Stereographs, early 3-dimensional photographs, captured views of the Fair buildings and events. A hand-held viewer invented by Oliver Wendall Holmes was used to look at the stereographs.
Two companies that came to dominate the business of stereograph publishing were Keystone View Company of Meadville, Pennsylvania and Underwood & Underwood. Both of them sold stereographs of the 1904 World's Fair.
'Liberal Arts' Day, celebrated by the exhibitors of that department of the World's Fair, was distinguished among other things by a great floral parade in which the prominent society people of St. Louis participated. This view shows the prize winning automobile passing along the Louisiana Way in front of the Louisiana Purchase Monument. The whole parade extended for a distance of three miles, including automobiles and all sorts of carriages. Noticeable statues on the base of the nomument is the group in front depicting the scene at the signing of the Louisiana Purchase treaty. The figure of a woman seated is called The Spirit of the Missouri River.
Machinery gardens lying between the palaces of Machinery and Transportation has beautiful flowers, as well as beautiful music. Although its name suggests only the big wheels and the chug, chug of piston rods, it has become famous as the home of the best band music at the Fair.
This beautifully decorated automobile,in the judgment of those who awarded the prize, possesses a sufficient number of superior points to be granted the first prize. The reviewing stand was at that corner of Manufactures building nearest the sunken garden. It was there that President Francis, Mayor Wells, Director Skiff, Mrs. Manning, together with several other prominent Exposition and city officials were grouped, when reviewing the beautiful parade. This view was made just as the auto was passing in review, and was made from the reviewing stand.
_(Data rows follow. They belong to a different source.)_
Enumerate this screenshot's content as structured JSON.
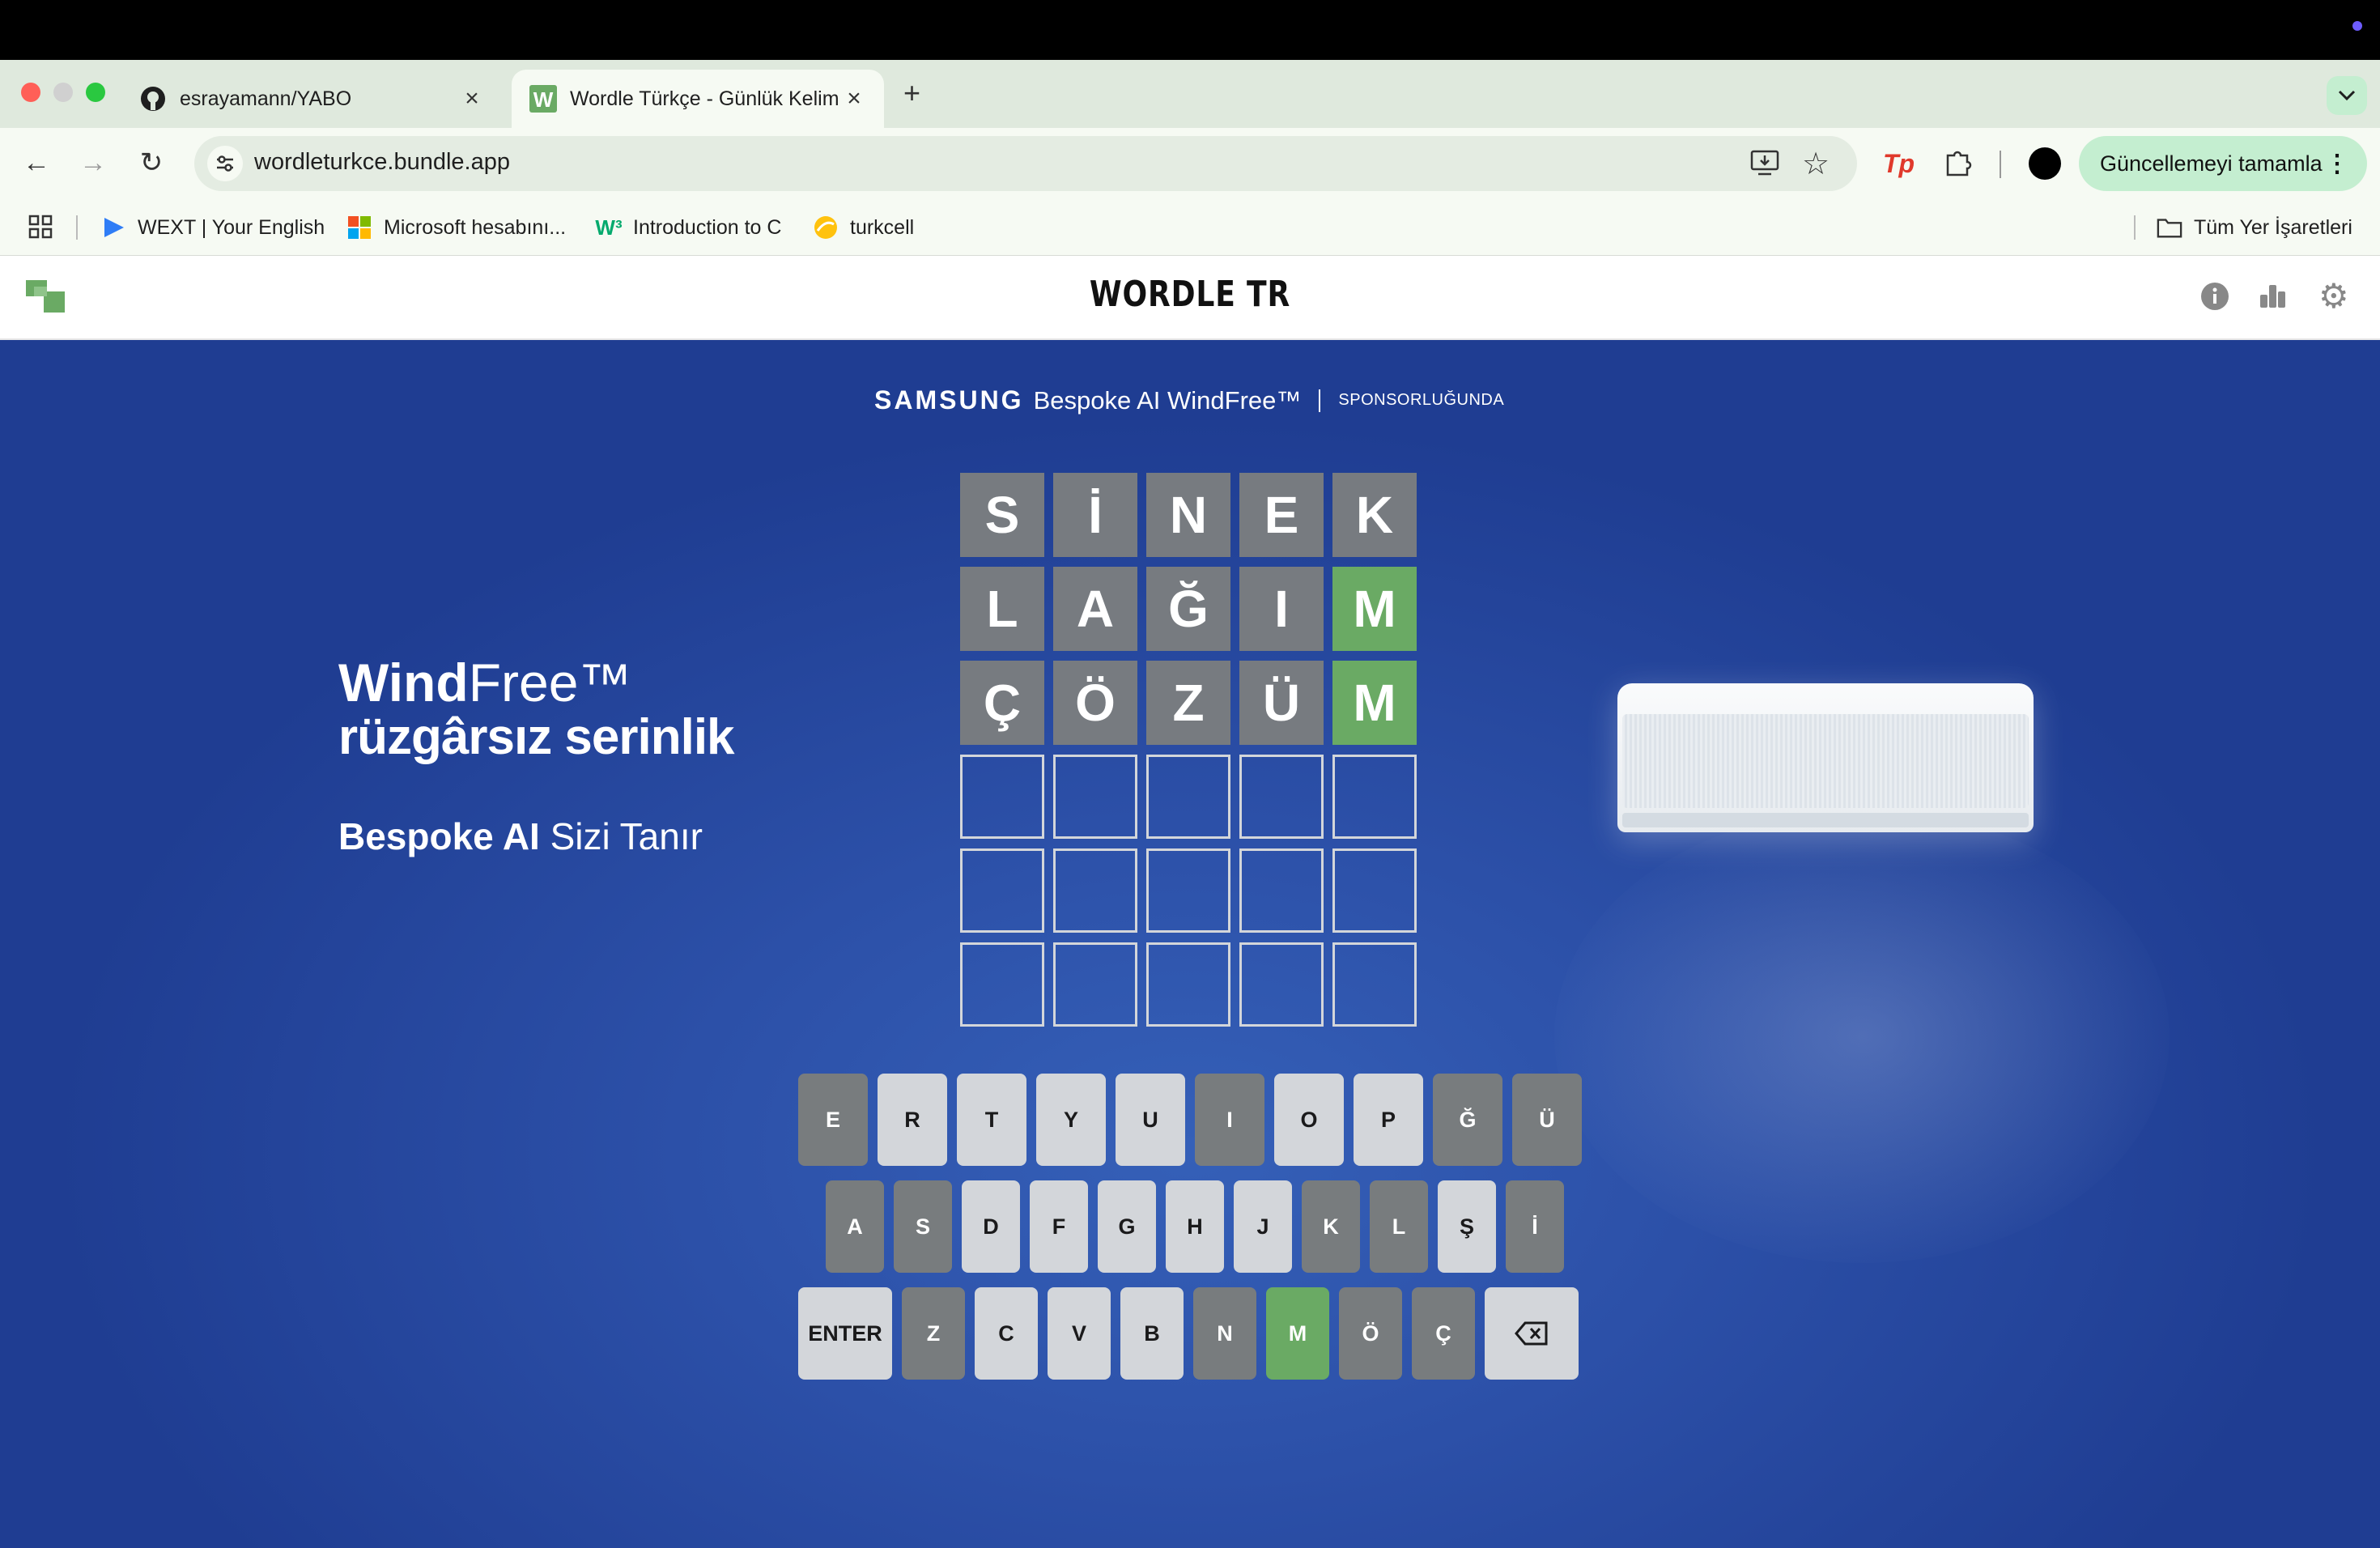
{
  "browser": {
    "tabs": [
      {
        "title": "esrayamann/YABO",
        "favicon": "github-icon",
        "active": false
      },
      {
        "title": "Wordle Türkçe - Günlük Kelim",
        "favicon": "wordle-w-icon",
        "active": true
      }
    ],
    "url": "wordleturkce.bundle.app",
    "update_button": "Güncellemeyi tamamla",
    "bookmarks": [
      {
        "label": "WEXT | Your English",
        "icon": "wext-icon"
      },
      {
        "label": "Microsoft hesabını...",
        "icon": "microsoft-icon"
      },
      {
        "label": "Introduction to C",
        "icon": "w3schools-icon"
      },
      {
        "label": "turkcell",
        "icon": "turkcell-icon"
      }
    ],
    "all_bookmarks": "Tüm Yer İşaretleri"
  },
  "page": {
    "title": "WORDLE TR",
    "sponsor": {
      "brand": "SAMSUNG",
      "product": "Bespoke AI WindFree™",
      "tag": "SPONSORLUĞUNDA"
    },
    "ad": {
      "line1_bold": "Wind",
      "line1_light": "Free™",
      "line2": "rüzgârsız serinlik",
      "line3_bold": "Bespoke AI",
      "line3_light": " Sizi Tanır"
    }
  },
  "grid": {
    "rows": [
      [
        {
          "l": "S",
          "s": "gray"
        },
        {
          "l": "İ",
          "s": "gray"
        },
        {
          "l": "N",
          "s": "gray"
        },
        {
          "l": "E",
          "s": "gray"
        },
        {
          "l": "K",
          "s": "gray"
        }
      ],
      [
        {
          "l": "L",
          "s": "gray"
        },
        {
          "l": "A",
          "s": "gray"
        },
        {
          "l": "Ğ",
          "s": "gray"
        },
        {
          "l": "I",
          "s": "gray"
        },
        {
          "l": "M",
          "s": "green"
        }
      ],
      [
        {
          "l": "Ç",
          "s": "gray"
        },
        {
          "l": "Ö",
          "s": "gray"
        },
        {
          "l": "Z",
          "s": "gray"
        },
        {
          "l": "Ü",
          "s": "gray"
        },
        {
          "l": "M",
          "s": "green"
        }
      ],
      [
        {
          "l": "",
          "s": "empty"
        },
        {
          "l": "",
          "s": "empty"
        },
        {
          "l": "",
          "s": "empty"
        },
        {
          "l": "",
          "s": "empty"
        },
        {
          "l": "",
          "s": "empty"
        }
      ],
      [
        {
          "l": "",
          "s": "empty"
        },
        {
          "l": "",
          "s": "empty"
        },
        {
          "l": "",
          "s": "empty"
        },
        {
          "l": "",
          "s": "empty"
        },
        {
          "l": "",
          "s": "empty"
        }
      ],
      [
        {
          "l": "",
          "s": "empty"
        },
        {
          "l": "",
          "s": "empty"
        },
        {
          "l": "",
          "s": "empty"
        },
        {
          "l": "",
          "s": "empty"
        },
        {
          "l": "",
          "s": "empty"
        }
      ]
    ]
  },
  "keyboard": {
    "rows": [
      [
        {
          "k": "E",
          "s": "gray"
        },
        {
          "k": "R",
          "s": ""
        },
        {
          "k": "T",
          "s": ""
        },
        {
          "k": "Y",
          "s": ""
        },
        {
          "k": "U",
          "s": ""
        },
        {
          "k": "I",
          "s": "gray"
        },
        {
          "k": "O",
          "s": ""
        },
        {
          "k": "P",
          "s": ""
        },
        {
          "k": "Ğ",
          "s": "gray"
        },
        {
          "k": "Ü",
          "s": "gray"
        }
      ],
      [
        {
          "k": "A",
          "s": "gray"
        },
        {
          "k": "S",
          "s": "gray"
        },
        {
          "k": "D",
          "s": ""
        },
        {
          "k": "F",
          "s": ""
        },
        {
          "k": "G",
          "s": ""
        },
        {
          "k": "H",
          "s": ""
        },
        {
          "k": "J",
          "s": ""
        },
        {
          "k": "K",
          "s": "gray"
        },
        {
          "k": "L",
          "s": "gray"
        },
        {
          "k": "Ş",
          "s": ""
        },
        {
          "k": "İ",
          "s": "gray"
        }
      ],
      [
        {
          "k": "ENTER",
          "s": ""
        },
        {
          "k": "Z",
          "s": "gray"
        },
        {
          "k": "C",
          "s": ""
        },
        {
          "k": "V",
          "s": ""
        },
        {
          "k": "B",
          "s": ""
        },
        {
          "k": "N",
          "s": "gray"
        },
        {
          "k": "M",
          "s": "green"
        },
        {
          "k": "Ö",
          "s": "gray"
        },
        {
          "k": "Ç",
          "s": "gray"
        },
        {
          "k": "",
          "s": "",
          "icon": "backspace-icon"
        }
      ]
    ]
  },
  "colors": {
    "correct": "#6aaa64",
    "absent": "#787c7e",
    "unused": "#d3d6da",
    "background": "#2c50a8"
  }
}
Second only to the Palace of Agriculture in size is the Palace of Transportation whose west entrance is shown in this view. It covered 15.6 acres and contained four miles of railroad track. The structure is distinguished by the great arches which form its entrances and the peculiar towers called pylons. Each of the arches is 64 feet wisde and 52 feet high. Great figures over the entrances and on either side of them represent the different kinds of transportation shown in the building. The flower beds in the foreground form the west end of the Machinery gardens. On the left a few of the ice floes which surround the concession known as New York to the North Pole, and in the distance through the trees is to be seen Battle Abbey on the Pike.
Forming a ring, as it were, of the beautiful sunken gardens, the Plaza of Orleans is very properly a place of floral beauty.
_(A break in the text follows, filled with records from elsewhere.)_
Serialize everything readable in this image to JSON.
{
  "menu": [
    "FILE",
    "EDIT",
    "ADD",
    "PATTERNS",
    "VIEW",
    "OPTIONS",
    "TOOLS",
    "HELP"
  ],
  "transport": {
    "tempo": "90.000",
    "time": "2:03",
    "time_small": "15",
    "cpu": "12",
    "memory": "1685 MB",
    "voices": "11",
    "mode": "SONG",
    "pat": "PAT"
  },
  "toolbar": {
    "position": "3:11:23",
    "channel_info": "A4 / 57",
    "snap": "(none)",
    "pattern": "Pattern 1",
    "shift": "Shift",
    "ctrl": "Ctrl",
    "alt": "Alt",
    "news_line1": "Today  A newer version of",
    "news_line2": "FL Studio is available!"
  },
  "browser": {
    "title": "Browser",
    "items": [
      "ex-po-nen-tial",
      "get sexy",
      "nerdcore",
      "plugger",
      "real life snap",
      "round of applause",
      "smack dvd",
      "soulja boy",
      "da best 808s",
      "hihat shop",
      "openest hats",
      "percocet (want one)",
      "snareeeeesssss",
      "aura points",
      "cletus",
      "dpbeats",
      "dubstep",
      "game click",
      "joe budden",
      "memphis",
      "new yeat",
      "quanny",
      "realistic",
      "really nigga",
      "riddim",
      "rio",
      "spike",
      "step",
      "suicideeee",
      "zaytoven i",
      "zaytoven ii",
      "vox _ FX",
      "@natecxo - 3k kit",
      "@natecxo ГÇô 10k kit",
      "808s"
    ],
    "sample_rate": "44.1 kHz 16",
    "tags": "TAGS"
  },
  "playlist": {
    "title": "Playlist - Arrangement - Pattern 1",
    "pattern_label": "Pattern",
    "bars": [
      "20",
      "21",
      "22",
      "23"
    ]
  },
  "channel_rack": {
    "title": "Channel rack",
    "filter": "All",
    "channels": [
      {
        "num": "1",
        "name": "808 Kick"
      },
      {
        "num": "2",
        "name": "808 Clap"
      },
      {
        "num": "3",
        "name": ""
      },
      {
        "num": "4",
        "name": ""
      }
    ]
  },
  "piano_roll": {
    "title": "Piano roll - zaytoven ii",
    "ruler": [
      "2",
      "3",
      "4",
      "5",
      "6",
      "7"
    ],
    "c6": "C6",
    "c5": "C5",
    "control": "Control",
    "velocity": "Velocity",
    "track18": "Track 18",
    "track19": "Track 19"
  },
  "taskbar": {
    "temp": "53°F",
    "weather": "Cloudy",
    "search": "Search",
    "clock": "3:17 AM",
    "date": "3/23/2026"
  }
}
One of the big corps of gardeners is at work with his sprinkling pot. There is never a time in the day but that at least one, usually several, may be seen in the Plaza.
Here we have a view of the building in which all of the world's greatest Exposition was transacted. This massive building is the new main hall of the Washington University, and will be occupied by them immediately after the close of the fair. It is constructed of pink granite obtained from Missouri quarries and has trimmings of the famous Bedford limestone.
The large birdcage exhibit was built under the direction of the Smithsonian Institution. It was part of the United States government's exhibits at the Louisiana Purchase Exposition.
Frank Baker, Superintendent of the National Zoo, designed the structure which cost $17,500 to construct.
The Smithsonian Institution wanted to move the birdcage to Washington, D.C. after the Fair. However the City of St. Louis purchased the birdcage for $3,500. Today it can be seen at the St. Louis Zoo in Forest Park.
The Cascade gardens and other parts of the World's Fair grounds appealed to the flower-loving visitors, both old and young, by a profusion of vivid foliage and blossoms beyond words to describe.
The Colonnade of States, stretching east and west from Festival Hall, is a part of the great architectural and landscape composition that crowns the ridge of Art Hill. Statues representing the fourteen states of the Louisiana Purchase are brought together here in two arms: Missouri is in the eastern arm.
Visitors to the Fair found the German government building on the east side of Art Hill in Forest Park. It was a reproduction of the central part of Frederick of Prussia's Charlottenburg Schloss. The beautiful dome atop the building contained a chime of bells that sounded at each hour. Inside the building were personal treasures of the German Emperor.
Every state building at the World's Fair is fitted up as a place of rest for visitors from the respective states, but none is truer to this ideal than the Ohio pavilion. Painted pure white, it looks out from among the trees in a way which attracts at first glimpse. It stands on Commonwealth Avenue opposite to the New York pavilion in one of the best locations on the grounds. It is 52 by 188 feet and cost $35,250. Porticoes and verandas on all sides offer cool resting places out-of-doors in addition to the luxurious room within.